Dear editor:
In the Jan. 15 issue of The Lake Report, Stuart McCormack, president of the Niagara-on-the-Lake Residents Association, wrote an article about the meaning of the engineer’s iron ring — an article without apparent purpose and one that looked out of place what with all the trials and tribulation articles involving town council’s decisions and town staff’s recommendations (“Letter: The meaning behind the engineer’s iron ring“).
I believe Mr. McCormack was actually reminding the recently appointed Jordan Frost, P.Eng. (appointed as director of public works and infrastructure) of his ethical responsibility and the humility denoted by the iron ring he wears.
The NOTL Residents Association is somewhat built on the idea that town council, for the most part, approves the recommendations of town staff, and if you can convince town staff that its recommendations can be constructively modified through solid fact-based intelligent arguments, then a positive workable alliance is achieved with outcomes that are both acceptable to the residents of Niagara-on-the-Lake and town council. A win/win for everyone in a friendly open forum.
Mr. Frost may be mandated with identifying the deficiencies and issues in both past and future real estate development applications filled with developers’ self advocating story lines. But, perhaps that aspect of his job description is absent, diluted or amorphous, and he will not be opining on the risk attributes of developments from a holistic perspective with the same intensity as one might hope.
We don’t know, and as they say time will tell — perhaps by the fall? A fall juncture where the NOTL municipal elections will be upon us.
In the meantime, the experiences of Mr. Steve McGuinness (referencing his Jan. 15 article, “The Forum: Future councils will inherit a colossal financial mess”), Ron Simkus (Parliament Oaks et al.), Kip Voege (St. Davids/Tawny Ridge’s infrastructure issues), and many others (too many to list herein), haven’t historically experienced the congenial logical fact-based discussions that people (had) hope(d) to achieve with town council/staff.

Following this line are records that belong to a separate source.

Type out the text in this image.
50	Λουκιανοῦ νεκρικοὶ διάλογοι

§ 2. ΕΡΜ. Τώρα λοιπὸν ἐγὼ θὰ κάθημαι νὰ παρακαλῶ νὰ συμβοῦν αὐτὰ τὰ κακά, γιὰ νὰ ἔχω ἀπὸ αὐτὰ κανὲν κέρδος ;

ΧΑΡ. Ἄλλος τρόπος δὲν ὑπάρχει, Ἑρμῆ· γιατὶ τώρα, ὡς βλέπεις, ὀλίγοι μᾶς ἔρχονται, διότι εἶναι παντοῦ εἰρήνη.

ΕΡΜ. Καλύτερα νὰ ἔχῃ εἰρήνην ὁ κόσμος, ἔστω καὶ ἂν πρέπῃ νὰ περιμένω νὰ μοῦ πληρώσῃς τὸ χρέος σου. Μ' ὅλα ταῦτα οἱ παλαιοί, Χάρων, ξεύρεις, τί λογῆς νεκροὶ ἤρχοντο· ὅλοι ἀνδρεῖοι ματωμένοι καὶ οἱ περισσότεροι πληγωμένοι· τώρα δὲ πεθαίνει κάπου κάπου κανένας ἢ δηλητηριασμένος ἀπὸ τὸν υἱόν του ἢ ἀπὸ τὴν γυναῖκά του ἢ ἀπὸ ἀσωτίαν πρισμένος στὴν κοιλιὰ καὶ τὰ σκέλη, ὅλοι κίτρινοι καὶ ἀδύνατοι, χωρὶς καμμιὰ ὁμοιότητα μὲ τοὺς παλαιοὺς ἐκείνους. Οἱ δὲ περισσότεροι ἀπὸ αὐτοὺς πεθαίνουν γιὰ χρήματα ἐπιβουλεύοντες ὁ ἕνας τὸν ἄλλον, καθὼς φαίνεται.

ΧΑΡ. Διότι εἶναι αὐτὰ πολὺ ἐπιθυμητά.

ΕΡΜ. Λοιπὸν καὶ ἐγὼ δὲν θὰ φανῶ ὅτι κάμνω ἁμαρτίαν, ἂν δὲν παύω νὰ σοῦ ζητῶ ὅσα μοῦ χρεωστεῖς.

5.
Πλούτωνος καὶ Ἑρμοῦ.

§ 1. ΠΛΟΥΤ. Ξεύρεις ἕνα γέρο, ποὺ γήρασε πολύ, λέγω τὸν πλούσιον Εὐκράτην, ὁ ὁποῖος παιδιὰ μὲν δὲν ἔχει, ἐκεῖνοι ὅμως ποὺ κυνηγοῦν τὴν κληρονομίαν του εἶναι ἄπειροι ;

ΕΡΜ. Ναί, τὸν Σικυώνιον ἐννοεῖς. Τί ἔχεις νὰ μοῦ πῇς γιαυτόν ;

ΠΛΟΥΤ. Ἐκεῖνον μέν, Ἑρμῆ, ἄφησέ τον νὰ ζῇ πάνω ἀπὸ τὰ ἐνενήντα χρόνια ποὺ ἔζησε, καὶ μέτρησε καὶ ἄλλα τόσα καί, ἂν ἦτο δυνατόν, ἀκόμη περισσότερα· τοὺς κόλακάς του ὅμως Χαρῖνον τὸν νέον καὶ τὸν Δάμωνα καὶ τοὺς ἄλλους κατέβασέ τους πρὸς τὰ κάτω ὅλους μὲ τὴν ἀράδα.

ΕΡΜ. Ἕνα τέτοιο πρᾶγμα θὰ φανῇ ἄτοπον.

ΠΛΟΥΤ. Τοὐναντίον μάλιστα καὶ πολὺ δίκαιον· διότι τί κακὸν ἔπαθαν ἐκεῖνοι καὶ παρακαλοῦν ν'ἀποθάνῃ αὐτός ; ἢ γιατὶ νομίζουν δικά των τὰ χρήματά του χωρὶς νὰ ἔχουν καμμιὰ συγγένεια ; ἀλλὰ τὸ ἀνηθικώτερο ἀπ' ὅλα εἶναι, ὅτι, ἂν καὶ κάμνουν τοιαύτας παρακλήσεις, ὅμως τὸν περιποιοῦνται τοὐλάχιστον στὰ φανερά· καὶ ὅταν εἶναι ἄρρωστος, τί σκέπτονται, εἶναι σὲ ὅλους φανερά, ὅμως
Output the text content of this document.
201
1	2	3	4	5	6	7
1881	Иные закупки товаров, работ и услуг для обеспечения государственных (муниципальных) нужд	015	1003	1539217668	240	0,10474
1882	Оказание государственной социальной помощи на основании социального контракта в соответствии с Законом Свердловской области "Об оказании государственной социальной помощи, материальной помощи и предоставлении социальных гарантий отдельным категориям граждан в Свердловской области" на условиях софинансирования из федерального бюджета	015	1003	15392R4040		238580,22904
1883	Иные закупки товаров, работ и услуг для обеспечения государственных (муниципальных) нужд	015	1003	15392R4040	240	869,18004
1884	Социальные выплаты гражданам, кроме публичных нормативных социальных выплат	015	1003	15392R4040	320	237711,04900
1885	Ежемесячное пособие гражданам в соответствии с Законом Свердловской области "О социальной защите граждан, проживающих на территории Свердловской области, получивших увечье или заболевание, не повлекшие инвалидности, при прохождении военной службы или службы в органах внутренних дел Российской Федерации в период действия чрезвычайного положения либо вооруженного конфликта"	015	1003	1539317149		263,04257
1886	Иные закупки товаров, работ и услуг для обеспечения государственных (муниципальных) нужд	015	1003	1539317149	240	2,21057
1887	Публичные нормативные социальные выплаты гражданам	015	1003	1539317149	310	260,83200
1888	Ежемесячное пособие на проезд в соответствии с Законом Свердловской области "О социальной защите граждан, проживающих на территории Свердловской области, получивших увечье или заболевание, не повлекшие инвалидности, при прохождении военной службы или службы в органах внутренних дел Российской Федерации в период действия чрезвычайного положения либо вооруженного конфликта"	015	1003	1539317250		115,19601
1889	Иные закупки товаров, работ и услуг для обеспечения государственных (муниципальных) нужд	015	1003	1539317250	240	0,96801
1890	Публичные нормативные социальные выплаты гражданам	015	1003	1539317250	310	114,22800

Input is not received well, and public presentations are seemingly there for optics — for council to say that the public had been consulted, but have their presentations been really considered/analysed or factored into council’s decision-making process?
What meaningful changes have resulted from all of these public presentations? Perhaps town council can list out some of the resident’s important/major recommendations that were implemented, or those that were not implemented? I doubt that they will oblige.
Requests for access to the town’s public documents that could confirm the existence of a variety of problematic items related to council’s decisions, such as infrastructure deficiencies (documents which town council and town staff should have reviewed when they did their due diligence and subsequent approvals) are rebuffed/seemingly withheld.
Town staff have declined to provide this kind of information referring the individual to the clerks department to discuss a Freedom of Information Act request, or leaving no alternative but to file a request under the Freedom of Information Act.
It appears that the town wants to administratively frustrate individuals who wish to review what should be public documents. Is this to be regarded as a strategy to obfuscate short-sighted/poor decision-making, or something else?
So, what do you do when town councill/staff don’t really want to accept your educated, well-thought-out facts/ideas aimed at improving the quality of the decision-making through a constructive methodological process, and instead it appears council/staff view these facts/ideas as possibly some sort of challenge to their authority or to the rationale behind their decision-making? Agreeing with residents might be tantamount to admitting inadequate due diligence?
The definition of insanity is doing the same thing over and over again and expecting a different result.
Well, do you keep trying to put more lipstick on in the hopes that date night will turn out better, or do you forget about the lipstick approach?